Il est donc nécessaire d’introduire un peu « d’intelligence » si on veut chercher à la fois sur le nom du genre et le nom de l’espèce.
PostgreSQL possèdent quelques extensions qui permettent de faire la « recherche floue », notamment l’extension « pg_trgm » (https://www.postgresql.org/docs/9.1/pgtrgm.html), basée sur l’algorithme du « trigram » (https://ii.nlm.nih.gov/MTI/Details/trigram.shtml). C’est un algorithme de comparaison de chaîne de caractère permettant de définir une probabilité de ressemblence entre deux chaîne de caractère. Il consiste à découper un mot ou une chaîne de caractère en bloc de trois lettres, nommé trigramme, puis de comparer ces trigrammes entre eux afin de définir des ressemblances.

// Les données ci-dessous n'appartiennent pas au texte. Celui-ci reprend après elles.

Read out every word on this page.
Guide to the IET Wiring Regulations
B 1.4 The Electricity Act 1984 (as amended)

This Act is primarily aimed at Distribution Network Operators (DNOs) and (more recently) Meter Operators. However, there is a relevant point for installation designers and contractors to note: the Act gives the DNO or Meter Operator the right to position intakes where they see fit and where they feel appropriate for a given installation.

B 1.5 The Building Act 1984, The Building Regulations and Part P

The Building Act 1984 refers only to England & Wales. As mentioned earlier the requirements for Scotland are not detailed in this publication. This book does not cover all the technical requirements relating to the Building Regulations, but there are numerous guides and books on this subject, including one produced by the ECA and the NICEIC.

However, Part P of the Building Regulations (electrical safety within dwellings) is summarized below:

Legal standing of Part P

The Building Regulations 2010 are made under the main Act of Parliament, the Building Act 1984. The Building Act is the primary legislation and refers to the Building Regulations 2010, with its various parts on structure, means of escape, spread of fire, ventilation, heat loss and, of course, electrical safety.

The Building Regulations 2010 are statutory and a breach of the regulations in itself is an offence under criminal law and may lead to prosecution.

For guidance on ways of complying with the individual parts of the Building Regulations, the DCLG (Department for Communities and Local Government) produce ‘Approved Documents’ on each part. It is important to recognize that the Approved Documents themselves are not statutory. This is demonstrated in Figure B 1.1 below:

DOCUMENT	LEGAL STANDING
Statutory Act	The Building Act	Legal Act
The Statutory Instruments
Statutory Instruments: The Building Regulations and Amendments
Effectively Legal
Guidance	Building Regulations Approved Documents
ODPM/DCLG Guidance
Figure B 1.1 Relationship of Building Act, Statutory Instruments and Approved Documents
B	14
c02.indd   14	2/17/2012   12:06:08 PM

L’extension permet de construire des index spéciaux pour améliorer la recherche par trigramme, et contient un certains nombre de fonction pour comparer deux chaînes de caractère. Ajoutez donc l'extension à votre base de données :
CREATE EXTENSION IF NOT EXISTS pg_trgm
La 1ère étape consiste à indexer le champs que l’on souhaite rechercher, afin que les perfomances ne soient pas trop dégradées.
CREATE INDEX trgm_idx ON taxonomie.vm_taxref_list_forautocomplete USING GIST (search_name gist_trgm_ops);
Puis on va utiliser la fonction « similarity(text,text) » qui renvoie un indice de 0 à 1 en fonction de la ressemblance de nos chaînes de caractère.

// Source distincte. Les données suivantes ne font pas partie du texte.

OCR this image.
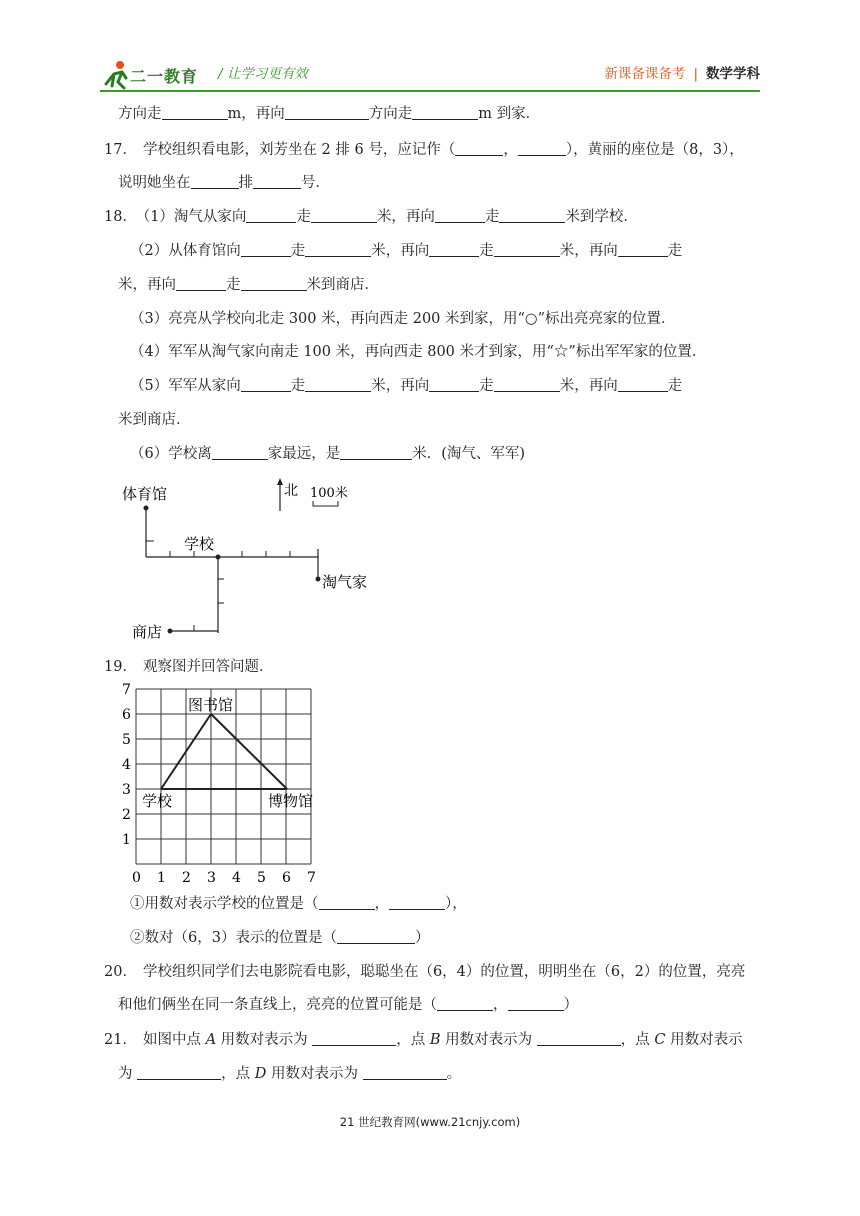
二一教育 / 让学习更有效	新课备课备考 | 数学学科
方向走	m，再向	方向走	m 到家．
17． 学校组织看电影，刘芳坐在 2 排 6 号，应记作（	，	），黄丽的座位是（8，3），
说明她坐在	排	号．
18． （1）淘气从家向	走	米，再向	走	米到学校．
（2）从体育馆向	走	米，再向	走	米，再向	走
米，再向	走	米到商店．
（3）亮亮从学校向北走 300 米，再向西走 200 米到家，用“○”标出亮亮家的位置．
（4）军军从淘气家向南走 100 米，再向西走 800 米才到家，用“☆”标出军军家的位置．
（5）军军从家向	走	米，再向	走	米，再向	走
米到商店．
（6）学校离	家最远，是	米．(淘气、军军)
体育馆
学校
淘气家
商店
北 100米
19． 观察图并回答问题．
1
2
3
4
5
6
7
0 1 2 3 4 5 6 7
图书馆
学校	博物馆
①用数对表示学校的位置是（	，	），
②数对（6，3）表示的位置是（	）
20． 学校组织同学们去电影院看电影，聪聪坐在（6，4）的位置，明明坐在（6，2）的位置，亮亮
和他们俩坐在同一条直线上，亮亮的位置可能是（	，	）
21． 如图中点 A 用数对表示为	，点 B 用数对表示为	，点 C 用数对表示
为	，点 D 用数对表示为	。
21 世纪教育网(www.21cnjy.com)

On reprend donc notre exemple précédent, avec les deux wildcards, en utilisant la fonction « similarity » et en ordonnant le résultat sur l’indice renvoyé par la fonction pour gagner en pertinence.
SELECT search_name, similarity(search_name, 'ibex') AS trg_incide FROM taxonomie.vm_taxref_list_forautocomplete WHERE search_name ILIKE '%ibex%' ORDER BY tgr_indice DESC, search_name LIMIT 100
Magie ! Le bouquetin arrive en 1er. C’est dû à la répétition du mot « ibex » dans le nom latin et le nom valide.
Mais c’est plutôt positif puisque tous les taxons de référence ont par définition leur nom scientifique égal à leur nom valide !
On a donc une recherche qui va naturellement nous faire remonter les noms de référence lorsqu'on recherche sur le nom latin.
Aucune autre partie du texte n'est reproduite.